Dr. Saira Butt is an Associate Professor of Clinical Medicine and teaches fellows, residents, and students on their consult services and ambulatory clinics. She is the Program Director of the Adult ID fellowship-training program at Indiana University. Dr. Butt also contributes to ID medical education on social media. She has been involved with IDSA program director's committee and IDSA community of practice, and is currently serving as the chair of the teaching and learning workgroup.


How did you get interested in medical education?

During my intern year, I rotated with one of the community ID physicians, Dr. Kogulan, who was one of the key people who piqued my interest in medical education. Despite his busy inpatient and outpatient schedule, he modeled taking time to teach quick ID peals, encouraged me to study, and advised me to pay it forward by teaching others whatever new I had learned.

How have you integrated medical education into your career?

It was a natural progression at various institutions that started as a chief resident, followed by a chief fellow, then an associate program director of the ID fellowship, followed by the current role of program director of ID training. It started as a chief resident with arranging medical education lectures, volunteering to present medical education content, putting attending lectures for med students into podcasts as the chief fellow, and then creating content for fellows and for the national/international community as an attending.

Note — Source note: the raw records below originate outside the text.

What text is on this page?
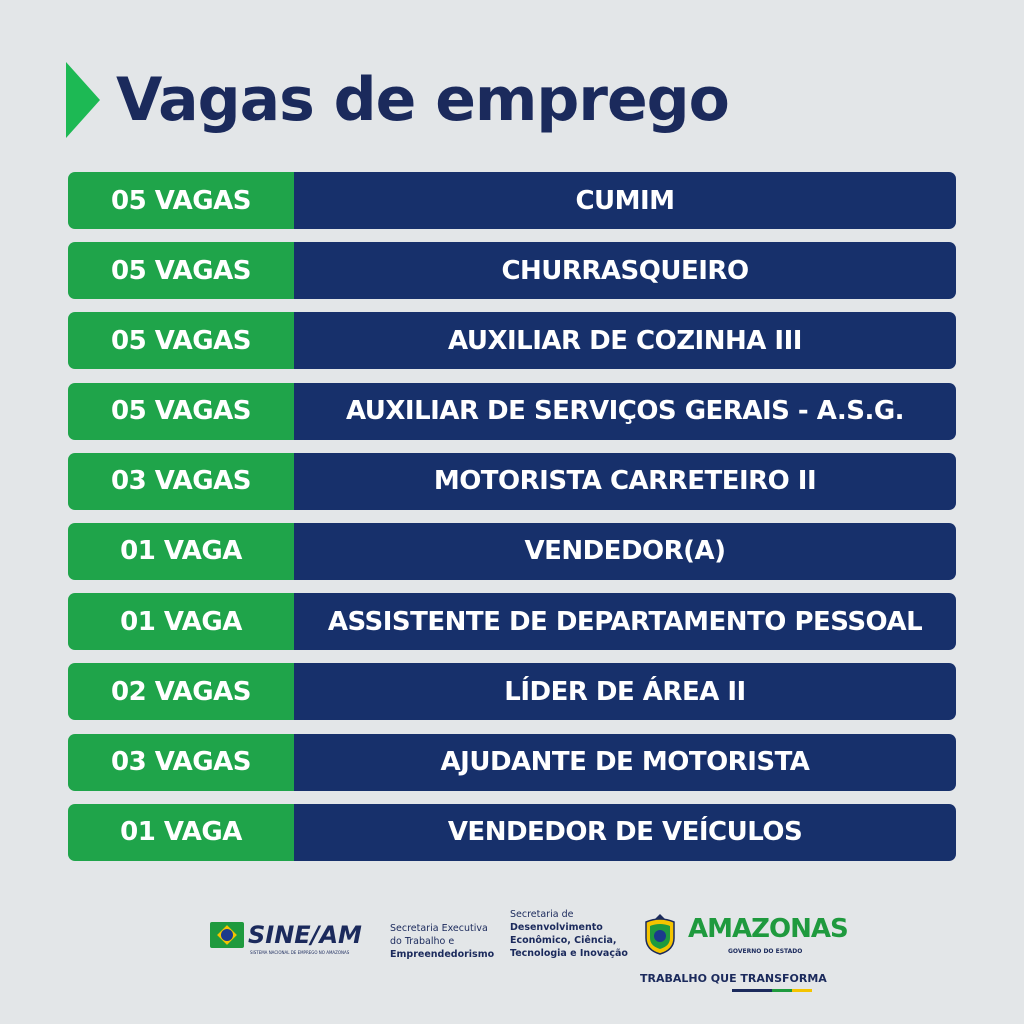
Vagas de emprego
05 VAGAS	CUMIM
05 VAGAS	CHURRASQUEIRO
05 VAGAS	AUXILIAR DE COZINHA III
05 VAGAS	AUXILIAR DE SERVIÇOS GERAIS - A.S.G.
03 VAGAS	MOTORISTA CARRETEIRO II
01 VAGA	VENDEDOR(A)
01 VAGA	ASSISTENTE DE DEPARTAMENTO PESSOAL
02 VAGAS	LÍDER DE ÁREA II
03 VAGAS	AJUDANTE DE MOTORISTA
01 VAGA	VENDEDOR DE VEÍCULOS
SINE/AM
SISTEMA NACIONAL DE EMPREGO NO AMAZONAS
Secretaria Executiva
do Trabalho e
Empreendedorismo
Secretaria de
Desenvolvimento
Econômico, Ciência,
Tecnologia e Inovação
AMAZONAS
GOVERNO DO ESTADO
TRABALHO QUE TRANSFORMA
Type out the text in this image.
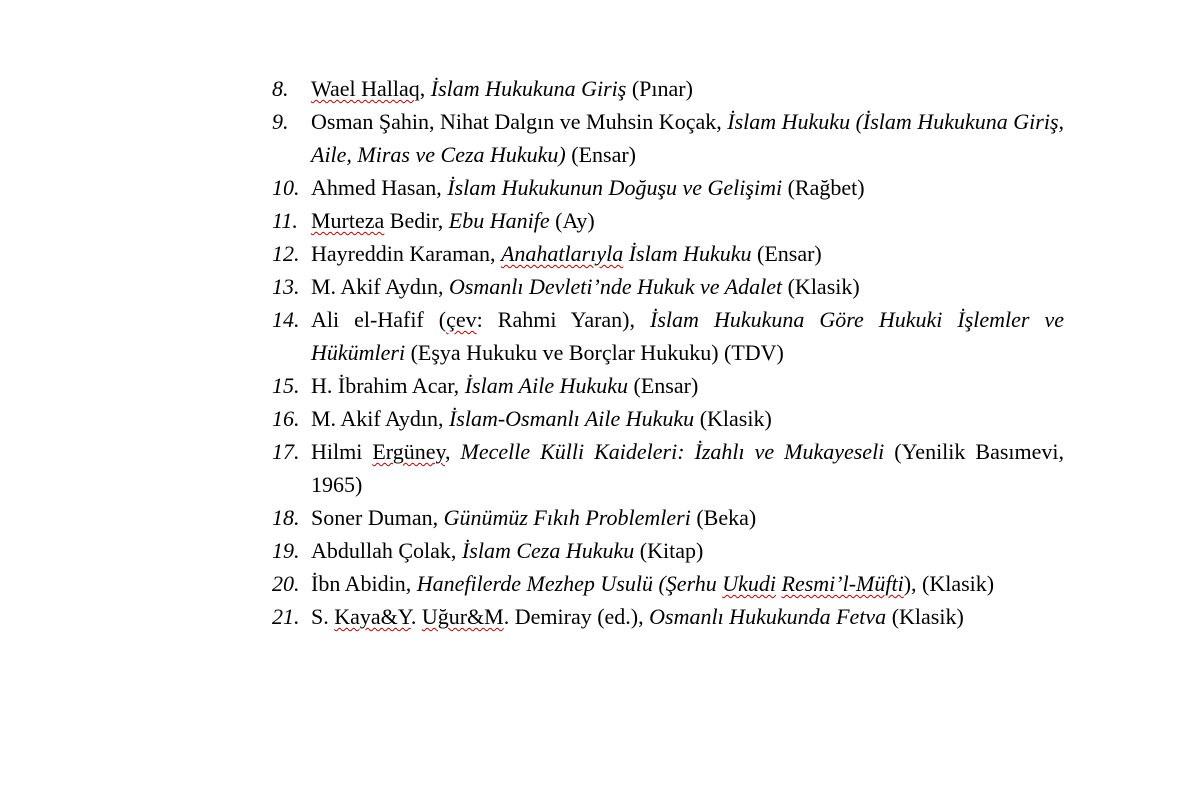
8.	Wael Hallaq, İslam Hukukuna Giriş (Pınar)
9.	Osman Şahin, Nihat Dalgın ve Muhsin Koçak, İslam Hukuku (İslam Hukukuna Giriş, Aile, Miras ve Ceza Hukuku) (Ensar)
10. Ahmed Hasan, İslam Hukukunun Doğuşu ve Gelişimi (Rağbet)
11. Murteza Bedir, Ebu Hanife (Ay)
12. Hayreddin Karaman, Anahatlarıyla İslam Hukuku (Ensar)
13. M. Akif Aydın, Osmanlı Devleti’nde Hukuk ve Adalet (Klasik)
14. Ali el-Hafif (çev: Rahmi Yaran), İslam Hukukuna Göre Hukuki İşlemler ve Hükümleri (Eşya Hukuku ve Borçlar Hukuku) (TDV)
15. H. İbrahim Acar, İslam Aile Hukuku (Ensar)
16. M. Akif Aydın, İslam-Osmanlı Aile Hukuku (Klasik)
17. Hilmi Ergüney, Mecelle Külli Kaideleri: İzahlı ve Mukayeseli (Yenilik Basımevi, 1965)
18. Soner Duman, Günümüz Fıkıh Problemleri (Beka)
19. Abdullah Çolak, İslam Ceza Hukuku (Kitap)
20. İbn Abidin, Hanefilerde Mezhep Usulü (Şerhu Ukudi Resmi’l-Müfti), (Klasik)
21. S. Kaya&Y. Uğur&M. Demiray (ed.), Osmanlı Hukukunda Fetva (Klasik)
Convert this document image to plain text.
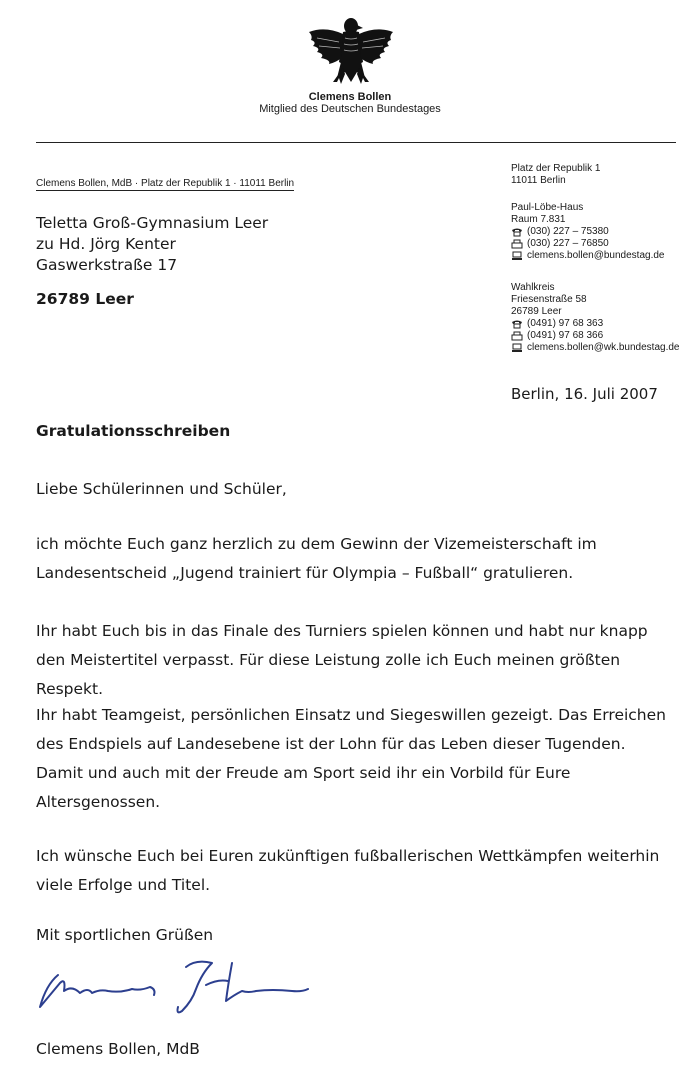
Clemens Bollen
Mitglied des Deutschen Bundestages
Clemens Bollen, MdB · Platz der Republik 1 · 11011 Berlin
Teletta Groß-Gymnasium Leer
zu Hd. Jörg Kenter
Gaswerkstraße 17
26789 Leer
Platz der Republik 1
11011 Berlin
Paul-Löbe-Haus
Raum 7.831
(030) 227 – 75380
(030) 227 – 76850
clemens.bollen@bundestag.de
Wahlkreis
Friesenstraße 58
26789 Leer
(0491) 97 68 363
(0491) 97 68 366
clemens.bollen@wk.bundestag.de
Berlin, 16. Juli 2007
Gratulationsschreiben
Liebe Schülerinnen und Schüler,
ich möchte Euch ganz herzlich zu dem Gewinn der Vizemeisterschaft im Landesentscheid „Jugend trainiert für Olympia – Fußball“ gratulieren.
Ihr habt Euch bis in das Finale des Turniers spielen können und habt nur knapp den Meistertitel verpasst. Für diese Leistung zolle ich Euch meinen größten Respekt.
Ihr habt Teamgeist, persönlichen Einsatz und Siegeswillen gezeigt. Das Erreichen des Endspiels auf Landesebene ist der Lohn für das Leben dieser Tugenden. Damit und auch mit der Freude am Sport seid ihr ein Vorbild für Eure Altersgenossen.
Ich wünsche Euch bei Euren zukünftigen fußballerischen Wettkämpfen weiterhin viele Erfolge und Titel.
Mit sportlichen Grüßen
Clemens Bollen, MdB
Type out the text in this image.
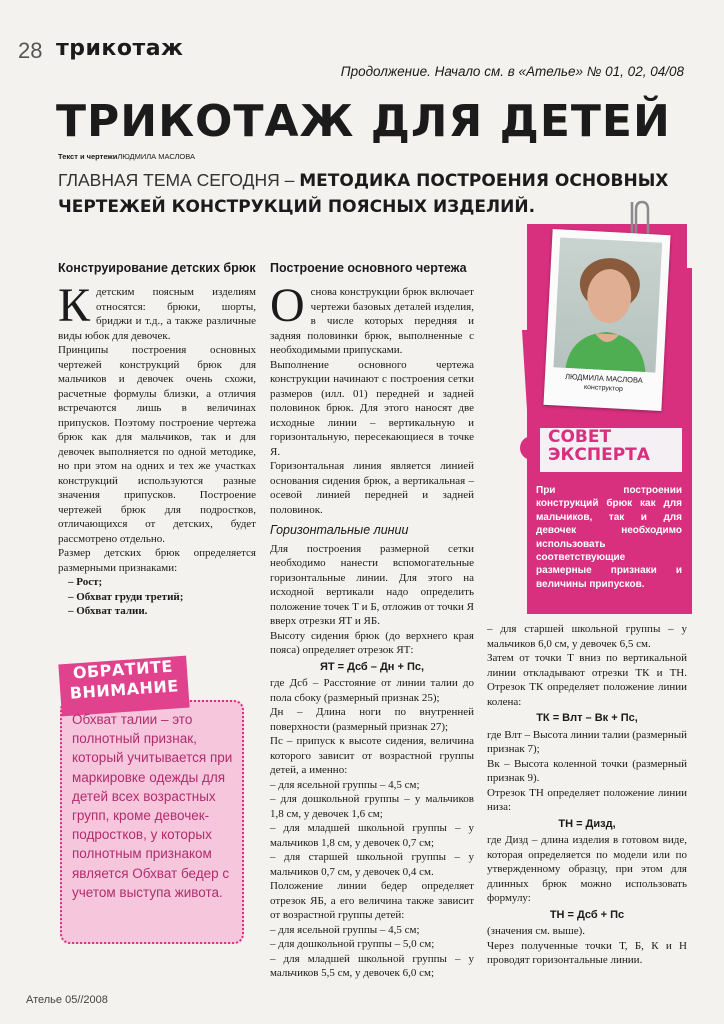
28 трикотаж
Продолжение. Начало см. в «Ателье» № 01, 02, 04/08
ТРИКОТАЖ ДЛЯ ДЕТЕЙ
Текст и чертежиЛЮДМИЛА МАСЛОВА
ГЛАВНАЯ ТЕМА СЕГОДНЯ – МЕТОДИКА ПОСТРОЕНИЯ ОСНОВНЫХ ЧЕРТЕЖЕЙ КОНСТРУКЦИЙ ПОЯСНЫХ ИЗДЕЛИЙ.
Конструирование детских брюк
К детским поясным изделиям относятся: брюки, шорты, бриджи и т.д., а также различные виды юбок для девочек.

Принципы построения основных чертежей конструкций брюк для мальчиков и девочек очень схожи, расчетные формулы близки, а отличия встречаются лишь в величинах припусков. Поэтому построение чертежа брюк как для мальчиков, так и для девочек выполняется по одной методике, но при этом на одних и тех же участках конструкций используются разные значения припусков. Построение чертежей брюк для подростков, отличающихся от детских, будет рассмотрено отдельно.

Размер детских брюк определяется размерными признаками:

– Рост;

– Обхват груди третий;

– Обхват талии.

Построение основного чертежа
О снова конструкции брюк включает чертежи базовых деталей изделия, в числе которых передняя и задняя половинки брюк, выполненные с необходимыми припусками.

Выполнение основного чертежа конструкции начинают с построения сетки размеров (илл. 01) передней и задней половинок брюк. Для этого наносят две исходные линии – вертикальную и горизонтальную, пересекающиеся в точке Я.

Горизонтальная линия является линией основания сидения брюк, а вертикальная – осевой линией передней и задней половинок.

Горизонтальные линии

Для построения размерной сетки необходимо нанести вспомогательные горизонтальные линии. Для этого на исходной вертикали надо определить положение точек Т и Б, отложив от точки Я вверх отрезки ЯТ и ЯБ.

Высоту сидения брюк (до верхнего края пояса) определяет отрезок ЯТ:

ЯТ = Дсб – Дн + Пс,

где Дсб – Расстояние от линии талии до пола сбоку (размерный признак 25);

Дн – Длина ноги по внутренней поверхности (размерный признак 27);

Пс – припуск к высоте сидения, величина которого зависит от возрастной группы детей, а именно:

– для ясельной группы – 4,5 см;

– для дошкольной группы – у мальчиков 1,8 см, у девочек 1,6 см;

– для младшей школьной группы – у мальчиков 1,8 см, у девочек 0,7 см;

– для старшей школьной группы – у мальчиков 0,7 см, у девочек 0,4 см.

Положение линии бедер определяет отрезок ЯБ, а его величина также зависит от возрастной группы детей:

– для ясельной группы – 4,5 см;

– для дошкольной группы – 5,0 см;

– для младшей школьной группы – у мальчиков 5,5 см, у девочек 6,0 см;

– для старшей школьной группы – у мальчиков 6,0 см, у девочек 6,5 см.

Затем от точки Т вниз по вертикальной линии откладывают отрезки ТК и ТН. Отрезок ТК определяет положение линии колена:

ТК = Влт – Вк + Пс,

где Влт – Высота линии талии (размерный признак 7);

Вк – Высота коленной точки (размерный признак 9).

Отрезок ТН определяет положение линии низа:

ТН = Дизд,

где Дизд – длина изделия в готовом виде, которая определяется по модели или по утвержденному образцу, при этом для длинных брюк можно использовать формулу:

ТН = Дсб + Пс

(значения см. выше).

Через полученные точки Т, Б, К и Н проводят горизонтальные линии.

ЛЮДМИЛА МАСЛОВА
конструктор
СОВЕТ
ЭКСПЕРТА
При построении конструкций брюк как для мальчиков, так и для девочек необходимо использовать соответствующие размерные признаки и величины припусков.
ОБРАТИТЕ
ВНИМАНИЕ
Обхват талии – это полнотный признак, который учитывается при маркировке одежды для детей всех возрастных групп, кроме девочек-подростков, у которых полнотным признаком является Обхват бедер с учетом выступа живота.
Ателье 05//2008
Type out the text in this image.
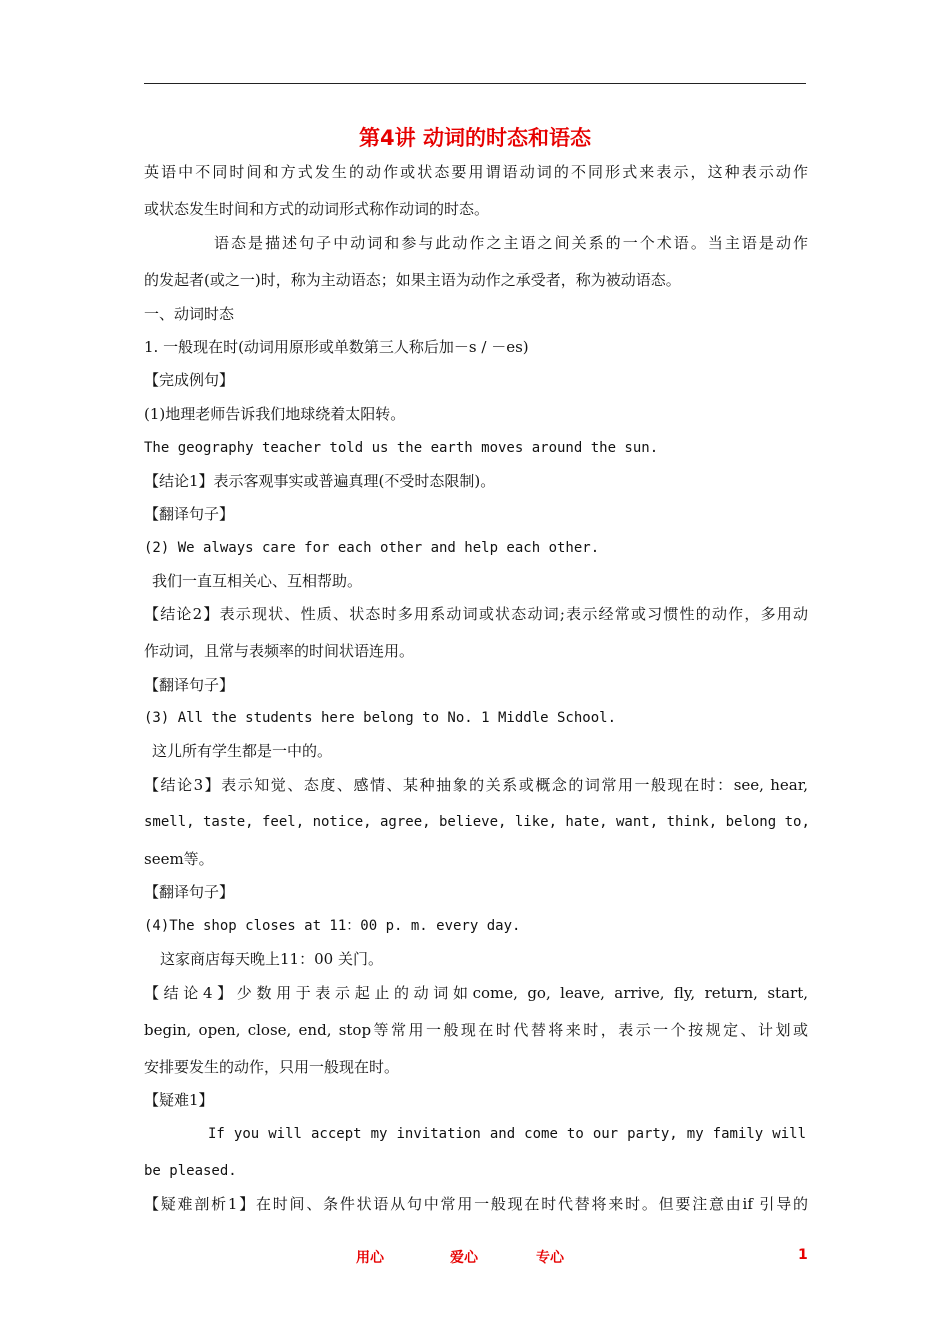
第4讲 动词的时态和语态
英语中不同时间和方式发生的动作或状态要用谓语动词的不同形式来表示，这种表示动作
或状态发生时间和方式的动词形式称作动词的时态。
语态是描述句子中动词和参与此动作之主语之间关系的一个术语。当主语是动作
的发起者(或之一)时，称为主动语态；如果主语为动作之承受者，称为被动语态。
一、动词时态
1. 一般现在时(动词用原形或单数第三人称后加－s / －es)
【完成例句】
(1)地理老师告诉我们地球绕着太阳转。
The geography teacher told us the earth moves around the sun.
【结论1】表示客观事实或普遍真理(不受时态限制)。
【翻译句子】
(2) We always care for each other and help each other.
我们一直互相关心、互相帮助。
【结论2】表示现状、性质、状态时多用系动词或状态动词;表示经常或习惯性的动作，多用动
作动词，且常与表频率的时间状语连用。
【翻译句子】
(3) All the students here belong to No. 1 Middle School.
这儿所有学生都是一中的。
【结论3】表示知觉、态度、感情、某种抽象的关系或概念的词常用一般现在时：see, hear,
smell, taste, feel, notice, agree, believe, like, hate, want, think, belong to,
seem等。
【翻译句子】
(4)The shop closes at 11：00 p. m. every day.
这家商店每天晚上11：00 关门。
【结论4】少数用于表示起止的动词如come, go, leave, arrive, fly, return, start,
begin, open, close, end, stop等常用一般现在时代替将来时，表示一个按规定、计划或
安排要发生的动作，只用一般现在时。
【疑难1】
If you will accept my invitation and come to our party, my family will
be pleased.
【疑难剖析1】在时间、条件状语从句中常用一般现在时代替将来时。但要注意由if 引导的
用心	爱心	专心	1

How did you transform your interest in medical education into a career?

Actively seeking opportunities at local, regional, and national levels. Ensure your sponsors, peers, and mentors know your interests. Always maximize your work. For example, if you prepare a talk, present it to your original audience and seek opportunities to present it to other specialties, etc.

What is one medical innovation that makes you the most proud?

Creating #idboardreview board review style tutorials on social media

How have you transformed your medical education work into scholarship?

Working with the IDSA program directors' committee led to a couple of white papers. I have also written a few case reports with learners on interesting cases and created content along with other members of the IDSA teaching and learning workgroup, including the IDMedEd digest.

What are some of the most rewarding aspects of your career as an educator thus far?

Seeing former trainees succeed is the best.